Adding composite video input to old analog portable TV

Thread Starter

tinker95

Joined May 15, 2017
11
I found an old "Midland portable TV/Radio" that can receive AM/FM radio, as well as UHF and VHF TV (NTSC, since I live in the US). I want to be able to input composite video to the CRT for a retro screen.
I took it apart (I understand the hazards of CRT's, and know how to discharge them) and luckily there are separate PCB's for the radio tuner, TV tuner, and TV and amplifier. The TV tuner is attached to the TV and amplifier board (a board which i believe drives the CRT) through a few ribbon cables, as well as something that looks like an old RCA phono plug. This caught my attention because this is the same plug used for composite video.
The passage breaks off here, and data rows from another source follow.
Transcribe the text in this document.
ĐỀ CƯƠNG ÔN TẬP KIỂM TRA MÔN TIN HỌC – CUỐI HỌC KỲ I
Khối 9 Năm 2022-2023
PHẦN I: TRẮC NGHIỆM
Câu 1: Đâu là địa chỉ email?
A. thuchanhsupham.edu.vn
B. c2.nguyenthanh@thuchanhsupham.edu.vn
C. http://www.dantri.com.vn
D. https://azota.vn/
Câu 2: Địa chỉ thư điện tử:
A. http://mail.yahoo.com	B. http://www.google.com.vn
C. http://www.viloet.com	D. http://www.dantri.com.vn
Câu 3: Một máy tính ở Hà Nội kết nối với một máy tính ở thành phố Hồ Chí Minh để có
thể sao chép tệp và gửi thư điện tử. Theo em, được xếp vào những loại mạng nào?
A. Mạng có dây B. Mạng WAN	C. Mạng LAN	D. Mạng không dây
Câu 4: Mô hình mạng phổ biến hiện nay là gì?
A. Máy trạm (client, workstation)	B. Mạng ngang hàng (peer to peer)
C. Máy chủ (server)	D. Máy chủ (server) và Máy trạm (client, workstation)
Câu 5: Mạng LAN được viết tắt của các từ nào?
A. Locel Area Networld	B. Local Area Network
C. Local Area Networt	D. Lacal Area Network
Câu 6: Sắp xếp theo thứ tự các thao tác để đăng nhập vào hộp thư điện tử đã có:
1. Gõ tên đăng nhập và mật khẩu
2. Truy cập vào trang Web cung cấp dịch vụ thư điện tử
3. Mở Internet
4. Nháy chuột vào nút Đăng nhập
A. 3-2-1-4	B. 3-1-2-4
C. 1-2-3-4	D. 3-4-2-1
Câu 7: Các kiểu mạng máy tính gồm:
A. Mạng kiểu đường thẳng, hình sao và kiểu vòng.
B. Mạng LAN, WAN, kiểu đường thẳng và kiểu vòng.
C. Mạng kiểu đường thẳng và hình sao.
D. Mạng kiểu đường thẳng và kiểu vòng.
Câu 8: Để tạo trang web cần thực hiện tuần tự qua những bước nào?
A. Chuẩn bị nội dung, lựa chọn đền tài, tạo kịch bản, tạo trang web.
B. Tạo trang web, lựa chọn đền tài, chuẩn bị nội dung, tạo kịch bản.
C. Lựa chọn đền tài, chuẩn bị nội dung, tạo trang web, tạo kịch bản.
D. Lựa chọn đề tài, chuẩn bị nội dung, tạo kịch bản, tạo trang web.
I have been reading up on analog TV in an attempt to understand how this works more, so I can figure out how to accomplish my project. If I am correct, composite video needs only be modulated with a carrier signal in order to be broadcast. Thus, I figure that somewhere in the TV, after the demodulator, I can feed in a composite video signal and have it display on the CRT. I do not know if the TV tuner PCB is a demodulator or just isolates one TV signal. I have attached an oscilloscope screen of the output of this board. I also tried inputting a composite signal to where the tuner connects to the tv and amp board (using a raspberry pi) but still got white fuzz on the screen.
Am I approaching this correctly?IMG_20170515_085549215.jpg IMG_20170515_085828624.jpg IMG_20170515_085853599.jpg IMG_20170515_085617944.jpg IMG_20170515_090144233.jpg
 

nsaspook

Joined Aug 27, 2009
13,312
I would just use a cheap external RF modulator. The odds of finding a signal point on the old TV that's directly compatible with a composite video NTSC signal is low.
 

Thread Starter

tinker95

Joined May 15, 2017
11
Thanks for the quick reply. There is no input for a TV signal with this TV, it just has an antenna. Perhaps wire the modulator to somewhere on the board?
 

LesJones

Joined Jan 8, 2017
4,190
A modulator converts composite video to an RF signal modulated with the video so it just connects in place of the antenna. Most modulators also have an input for the audio signal as well.

Les.
 

wayneh

Joined Sep 9, 2010
17,498
I sold the last RF modulator I had a few years ago on eBay for under $5. You're free to have fun any way you want, but I'd certainly recommend seeing what's available before building one. A DIY one will cost more than a commercial one and take a bunch of time.